Patterns for the People
Frank Juarez Gallery presents two artists who are all about the journey, not the destination.
“Dual Nature,” the current exhibit at the Frank Juarez Gallery, melds the meditative symmetry of the natural world with the exactness of science, mathematics and technology in a series of patterned pieces.
The exhbition, on display through May 11, features 16 works by acrylic painter Tony Conrad and 2D artist Clint Fulkerson. Both artists have chosen to focus on their creative journey rather than the end results.
For Conrad, a painter who cites psychedelic rock music, Persian tiles, and Tibetan Buddhism among his influences, the act of painting itself soothes the spirit. “Like meditation, painting occupies the mind and yet it invites a search for something beyond itself. Surpassing the physical limitations of the painted surface, my work searches for a place where chaos and harmony coexist,” he writes on his website, www.tonyconradart.com.
Conrad, who earned an MFA in painting and drawing from UW-Milwaukee, often incorporates hash marks in his numbered acrylic paintings named, appropriately, “Composition” or “Study.” The artist overlaps criss-cross patterns with horizontal lines, often incorporating squares, triangles, rectangles and diamond shapes.
His abstract pieces also explore color harmony.

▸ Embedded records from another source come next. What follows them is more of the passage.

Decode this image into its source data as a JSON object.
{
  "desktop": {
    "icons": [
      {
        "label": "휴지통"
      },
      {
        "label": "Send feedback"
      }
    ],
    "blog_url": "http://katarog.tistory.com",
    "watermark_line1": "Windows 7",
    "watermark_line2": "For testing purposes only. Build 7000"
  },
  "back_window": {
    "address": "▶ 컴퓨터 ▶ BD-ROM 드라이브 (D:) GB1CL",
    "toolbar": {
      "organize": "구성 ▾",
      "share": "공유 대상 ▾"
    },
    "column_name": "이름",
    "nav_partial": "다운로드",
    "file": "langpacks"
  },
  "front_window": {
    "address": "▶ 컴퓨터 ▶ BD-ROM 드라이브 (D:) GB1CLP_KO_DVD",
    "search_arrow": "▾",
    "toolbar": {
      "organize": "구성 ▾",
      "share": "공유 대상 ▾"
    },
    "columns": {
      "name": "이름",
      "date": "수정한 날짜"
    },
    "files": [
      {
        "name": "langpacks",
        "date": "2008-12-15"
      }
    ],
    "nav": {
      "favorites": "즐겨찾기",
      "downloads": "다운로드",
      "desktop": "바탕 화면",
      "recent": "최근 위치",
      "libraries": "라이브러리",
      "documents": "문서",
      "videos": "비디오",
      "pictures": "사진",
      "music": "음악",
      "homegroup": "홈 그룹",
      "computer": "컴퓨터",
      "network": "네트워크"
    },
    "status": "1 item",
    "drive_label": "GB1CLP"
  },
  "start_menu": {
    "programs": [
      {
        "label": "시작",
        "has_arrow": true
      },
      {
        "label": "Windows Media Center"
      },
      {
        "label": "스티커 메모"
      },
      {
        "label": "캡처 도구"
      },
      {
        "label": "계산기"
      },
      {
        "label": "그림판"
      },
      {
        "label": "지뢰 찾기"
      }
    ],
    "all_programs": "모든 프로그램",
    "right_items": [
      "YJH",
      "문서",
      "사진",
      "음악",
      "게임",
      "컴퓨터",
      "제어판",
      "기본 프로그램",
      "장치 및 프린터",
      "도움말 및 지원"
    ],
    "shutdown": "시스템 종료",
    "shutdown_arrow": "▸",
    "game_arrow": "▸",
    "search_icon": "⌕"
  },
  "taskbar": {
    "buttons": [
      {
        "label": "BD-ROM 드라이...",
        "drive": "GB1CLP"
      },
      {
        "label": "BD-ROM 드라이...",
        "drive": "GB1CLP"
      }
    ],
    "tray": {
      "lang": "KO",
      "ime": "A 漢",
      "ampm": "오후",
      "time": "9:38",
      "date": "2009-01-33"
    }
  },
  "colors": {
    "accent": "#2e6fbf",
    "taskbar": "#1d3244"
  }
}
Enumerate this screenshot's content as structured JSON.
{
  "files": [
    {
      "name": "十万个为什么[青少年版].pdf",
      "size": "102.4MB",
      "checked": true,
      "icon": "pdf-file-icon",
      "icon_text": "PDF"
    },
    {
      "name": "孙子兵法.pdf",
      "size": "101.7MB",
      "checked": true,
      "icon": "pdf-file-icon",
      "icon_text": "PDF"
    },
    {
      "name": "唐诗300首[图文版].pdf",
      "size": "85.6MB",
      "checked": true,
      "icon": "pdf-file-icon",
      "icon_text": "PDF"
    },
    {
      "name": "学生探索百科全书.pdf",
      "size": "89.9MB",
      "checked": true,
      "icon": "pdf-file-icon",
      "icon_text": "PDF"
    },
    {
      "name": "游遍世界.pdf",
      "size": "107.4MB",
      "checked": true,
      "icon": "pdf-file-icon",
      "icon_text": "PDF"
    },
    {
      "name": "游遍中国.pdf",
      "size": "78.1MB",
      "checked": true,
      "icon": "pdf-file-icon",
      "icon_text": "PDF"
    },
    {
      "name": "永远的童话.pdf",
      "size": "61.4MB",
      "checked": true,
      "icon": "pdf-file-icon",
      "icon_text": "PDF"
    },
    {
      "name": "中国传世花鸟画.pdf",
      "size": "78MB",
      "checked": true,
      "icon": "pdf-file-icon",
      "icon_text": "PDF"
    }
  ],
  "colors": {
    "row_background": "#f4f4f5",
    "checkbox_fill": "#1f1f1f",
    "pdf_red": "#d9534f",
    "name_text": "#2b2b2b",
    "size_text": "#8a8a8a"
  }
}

Cool blues and calming greens are paired with fiery reds and cheerful yellows, warm browns, and neutral grays, allowing audiences to draw on memories associated with these colors. One painting, with a square of light and royal-blue hash marks set against a tan background, brings to mind a sandy beach with calm water on a clear blue day. Conrad’s “Study #7,” (one of several framed paintings on paper) with turquoise triangles, blaze orange vertical lines, and gray-green zigzags, is reminiscent of graphic fonts and clothing from the late 1980s or early 1990s.
The other half of the show features Portland, Maine-based artist Clint Fulkerson, and seven mesmerizing “Striated Disk” black ink drawings on stark white paper which appear to be based on tree rings. Like the Magic Eye pictures that were so popular 25 years ago, Fulkerson’s circular, carefully-lined drawings are dizzying optical illusions, containing flower petals, spirals, ovals, and what appear to be large and small sonic waves. Besides nature, the artist is inspired by science, math and technology (his work has appeared in Google and Facebook offices and is part of the Massachusetts Institute of Technology’s collection).
Like Conrad, Fulkerson, who holds a B.A. in metal smithing from the Massachusetts College of Art and Design, employs mindfulness techniques in his art. “As I work, I force myself to slow down and consider each moment in the present,” he writes in his artist’s statement. “I am a conduit through which the forces of nature flow, and the artwork is a record.”
Perfectionism and unrealistic expectations can easily impede an artist’s progress, and erode any passion and enjoyment they once had for the activity. To Fulkerson and Conrad, renouncing control when it comes to artwork leads to a richer and almost transcendental experience.
“Dual Nature” Gallery
“Dual Nature,” works by Tony Conrad and Clint Fulkerson, are on exhibit at the Frank Juarez Gallery, 207 E. Buffalo St. #600, through May 11.